There are countless other examples in the book: Bob Fu, a religious dissident from China, founded ChinaAid, an organization that helps Chinese refugees. Jeanne Celestine Lakin, a Rwandan genocide survivor, started the nonprofit One Million Orphans to provide care for orphans around the world. Annika Sörenstam, an immigrant and golf pro from Sweden, launched the Annika Foundation to provide golf opportunities for girls in America and around the world.

In this way, immigrants are carrying the torch of American civil society, which has remained alight from its founding until today.

The Land of Opportunity

The second concept that resonated across the book is how immigrants truly believe that America is the land of opportunity and act on that belief. One particular example stood out to me: Ezinne Uzo-Okoro immigrated from Nigeria and was hired four years later by NASA as a 20-year-old computer scientist. She summed up her awe of the American system this way:

I was impressed by how much value I was given as a person and the value placed on meritocracy. No bribes were required. My parents did not need to know the president of the school. It was incredible!

This pursuit of opportunity is manifested in different ways—through the private sector, social entrepreneurship or public service. I was surprised by how many immigrants in the book were drawn to contribute through public service, including Arnold Schwarzenegger (Austria), former governor of California; Florent Groberg (France), serviceman and recipient of the Medal of Honor; Dina Powell McCormick (Egypt), former assistant secretary of state; Henry Kissinger (Germany), former secretary of state and national security adviser; Yuval Levin (Israel), special assistant to the president for domestic policy; and many others.

Madeleine Albright, who was secretary of state under President Bill Clinton, captured the sentiment well when she said, “Can you believe that a refugee is Secretary of State? That, to me, is the epitome of the American Dream.”

Immigrants as Entrepreneurs

Lastly, for many immigrants, the land of opportunity means they can contribute as entrepreneurs, creating value through products, services and jobs for their fellow Americans. This entrepreneurial spirit runs through many immigrant stories in the book. For example, Salim Asrawi, a Lebanese immigrant who fled from civil war, came to the U.S. in 1981 and founded the Texas de Brazil restaurant, which now has 67 locations across the nation. The founder of Chobani, the top-selling yogurt brand, is a Kurdish immigrant from Turkey named Hamdi Ulukaya.

The book’s depiction of immigrants as entrepreneurs is supported across various academic studies. A study by economists Sari Pekkala Kerr and William Kerr discusses how first- and second-generation immigrants created approximately 40% of the Fortune 500 companies. They further found that first-generation immigrants created 25% of all new firms in the U.S. from 2008 to 2012, even though they account for only 14% of the labor force. Another study found that immigrants show an 80% higher rate of entrepreneurship than native-born individuals and that they start companies quite quickly after entering the United States.

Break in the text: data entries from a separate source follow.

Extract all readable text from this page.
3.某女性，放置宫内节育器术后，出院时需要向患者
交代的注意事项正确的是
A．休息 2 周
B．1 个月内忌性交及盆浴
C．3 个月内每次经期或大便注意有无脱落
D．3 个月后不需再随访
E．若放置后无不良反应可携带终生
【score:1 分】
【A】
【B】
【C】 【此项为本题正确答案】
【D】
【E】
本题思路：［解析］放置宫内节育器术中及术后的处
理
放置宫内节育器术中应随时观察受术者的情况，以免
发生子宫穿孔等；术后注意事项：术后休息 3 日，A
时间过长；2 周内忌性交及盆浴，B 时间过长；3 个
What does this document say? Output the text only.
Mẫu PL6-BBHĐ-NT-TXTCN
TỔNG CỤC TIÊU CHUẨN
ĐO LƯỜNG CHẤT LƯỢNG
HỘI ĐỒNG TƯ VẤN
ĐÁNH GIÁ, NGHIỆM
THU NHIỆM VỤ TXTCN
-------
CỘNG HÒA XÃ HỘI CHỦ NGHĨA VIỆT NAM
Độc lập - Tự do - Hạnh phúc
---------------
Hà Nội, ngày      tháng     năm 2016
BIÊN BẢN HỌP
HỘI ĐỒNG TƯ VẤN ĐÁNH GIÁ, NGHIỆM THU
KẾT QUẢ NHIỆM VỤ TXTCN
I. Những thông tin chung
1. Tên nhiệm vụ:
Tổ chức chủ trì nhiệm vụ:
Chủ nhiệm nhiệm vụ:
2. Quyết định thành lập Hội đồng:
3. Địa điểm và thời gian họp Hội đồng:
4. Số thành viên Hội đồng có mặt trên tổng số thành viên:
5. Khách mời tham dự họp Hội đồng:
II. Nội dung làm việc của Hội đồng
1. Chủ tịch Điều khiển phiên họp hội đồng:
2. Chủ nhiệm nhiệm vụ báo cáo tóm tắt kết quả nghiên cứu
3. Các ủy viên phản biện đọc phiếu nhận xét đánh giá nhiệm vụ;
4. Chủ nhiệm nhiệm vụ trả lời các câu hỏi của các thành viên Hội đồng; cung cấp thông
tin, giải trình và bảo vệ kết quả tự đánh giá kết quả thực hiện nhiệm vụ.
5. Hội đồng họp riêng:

While showcasing the positive impact of immigrants—their entrepreneurial endeavors, public service and leadership roles, and embrace of American values, patriotism and civil society—George W. Bush makes a case for “smart” immigration policy. He argues for increasing overall levels of immigration, creating a better and more efficient system for employment-based immigration, and upholding America’s tradition of welcoming refugees and asylum seekers, while at the same time providing effective border security.

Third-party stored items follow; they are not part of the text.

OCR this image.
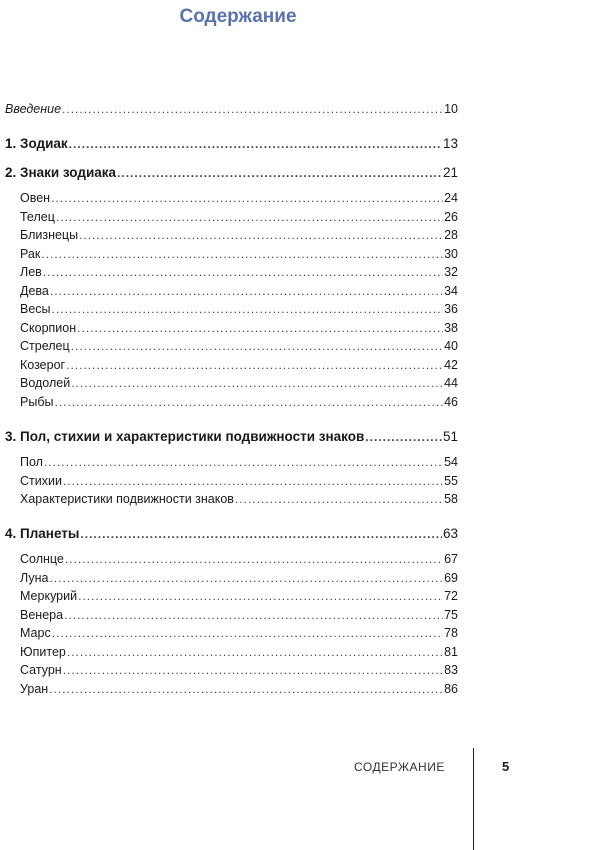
Содержание
Введение .....	10
1. Зодиак .....	13
2. Знаки зодиака .....	21
Овен .....	24
Телец .....	26
Близнецы .....	28
Рак .....	30
Лев .....	32
Дева .....	34
Весы .....	36
Скорпион .....	38
Стрелец .....	40
Козерог .....	42
Водолей .....	44
Рыбы .....	46
3. Пол, стихии и характеристики подвижности знаков .....	51
Пол .....	54
Стихии .....	55
Характеристики подвижности знаков .....	58
4. Планеты .....	63
Солнце .....	67
Луна .....	69
Меркурий .....	72
Венера .....	75
Марс .....	78
Юпитер .....	81
Сатурн .....	83
Уран .....	86
СОДЕРЖАНИЕ	5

Many current debates have divorced the individual from the abstract concept of “immigration.” But portraits can change policy because they reflect the true immigration story. They cut through rhetoric, can be more influential than political posturing, and strengthen the research on immigration by grounding the data with real stories. We, the immigrants, are people—we have talents, we have innovative ideas, we work hard, we hold good values and we are committed to making America thrive. We continue to be in awe of America’s promise and are deeply devoted to its cause. Reforming immigration policy should be a priority in order to further enhance our country’s vitality and to nurture the American spirit.